My boots at the summit geologic marker.
Eric took a picture of me at the top.
View of Mono Lake from Black Point summit.
We hiked out to the fissures, with views of the Sierra crest in the background.
Looking deep into the fissures.
Fissures with the summit beyond.
Erosion in the fissures.
Views of the lake from the fissures.
We found this Western Fence Lizard in the fissures. According to Wikipedia, it has a protein in its blood that can cure ticks of Lyme disease.
Desert Peach.
Eric found a butterfly.
We found this feature, which we can't identify. It looked like a mushroom, but it seems difficult to imagine that there would be enough water in the high desert to produce a mushroom in the sand.
After we descended from the summit, we walked out onto the beach below.
Eric walked out among the unusual tufa formations. We hope that the State of California will reduce or halt entirely the diversions from the streams that feed the lake and send the water to Los Angeles instead. Under a new rule, this beach would be submerged as it was before the diversions began.
Eric's photo of the beach from the tufa.
Eric's photo of partially submerged tufa. Tufa form only underwater.
Black Point Beach, with Black Point and the Sierra Crest beyond.
Map of fissures route.
As the detour took us past the DeChambeau Ranch, a dilapidated former ranch, on the way back.
A Bullock's Oriole surveyed the ranch from high up in a tree.
We had another dinner back at Tioga Toomey's.
On Monday, on Mara's recommendation, we headed to beautiful Lundy Lake, nestled in the mountains at 2,395 m/7,858 ft.

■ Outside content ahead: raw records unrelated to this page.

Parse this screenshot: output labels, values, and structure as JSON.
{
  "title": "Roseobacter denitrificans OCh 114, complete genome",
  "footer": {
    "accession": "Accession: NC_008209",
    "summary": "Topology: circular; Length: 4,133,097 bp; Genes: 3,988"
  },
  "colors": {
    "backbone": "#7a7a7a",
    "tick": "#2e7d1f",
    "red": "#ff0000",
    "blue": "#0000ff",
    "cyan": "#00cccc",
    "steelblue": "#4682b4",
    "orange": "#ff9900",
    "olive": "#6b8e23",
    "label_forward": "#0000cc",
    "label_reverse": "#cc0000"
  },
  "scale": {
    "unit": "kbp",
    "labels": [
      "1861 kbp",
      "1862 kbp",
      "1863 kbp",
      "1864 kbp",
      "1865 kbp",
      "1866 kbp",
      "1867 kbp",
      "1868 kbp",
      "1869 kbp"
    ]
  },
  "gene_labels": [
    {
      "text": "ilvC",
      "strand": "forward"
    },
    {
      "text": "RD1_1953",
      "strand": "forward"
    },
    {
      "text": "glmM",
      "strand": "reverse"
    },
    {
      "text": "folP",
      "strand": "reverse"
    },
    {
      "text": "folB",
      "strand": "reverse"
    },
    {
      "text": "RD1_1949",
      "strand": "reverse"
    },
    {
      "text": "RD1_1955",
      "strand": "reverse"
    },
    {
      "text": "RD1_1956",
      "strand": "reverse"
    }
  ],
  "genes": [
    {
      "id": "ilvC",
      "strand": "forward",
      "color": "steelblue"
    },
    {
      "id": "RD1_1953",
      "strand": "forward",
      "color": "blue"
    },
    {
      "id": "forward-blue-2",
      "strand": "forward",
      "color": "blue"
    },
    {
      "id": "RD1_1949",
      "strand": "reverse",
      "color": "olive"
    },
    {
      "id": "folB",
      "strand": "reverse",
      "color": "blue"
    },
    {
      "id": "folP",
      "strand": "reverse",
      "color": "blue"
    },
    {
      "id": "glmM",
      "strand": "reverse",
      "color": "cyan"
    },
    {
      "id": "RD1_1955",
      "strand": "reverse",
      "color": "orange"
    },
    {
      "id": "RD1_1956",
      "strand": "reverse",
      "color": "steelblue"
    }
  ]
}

Lundy Lake was spectacularly beautiful. Even though it was Memorial Day, this year's heavy snowfalls were still unmelted on the mountains.
Eric in the Weeble on Lundy Lake.
We saw beautiful reflections.
Eric loved that he could be in the Weeble on the water and touch snow at the same time.
Eric took a picture of me touching the snow.
Eric in the Weeble on Lundy Lake at the foot of the mountains.
We had beautiful views of the places where the snow was melting at the edge of the lake.
The melting snow was so delicate.
Map of Lundy Lake route.
We stopped for another indulgent meal at the Bridgeport Burger Barn before heading back the long way over the Sierra to the rest of California again.
It was a wonderful little long weekend trip, full of incredible scenery and hiking and canoeing adventures. It was a thoroughly enjoyable time in one of the most unique and unusual places in a whole state full of amazing sites.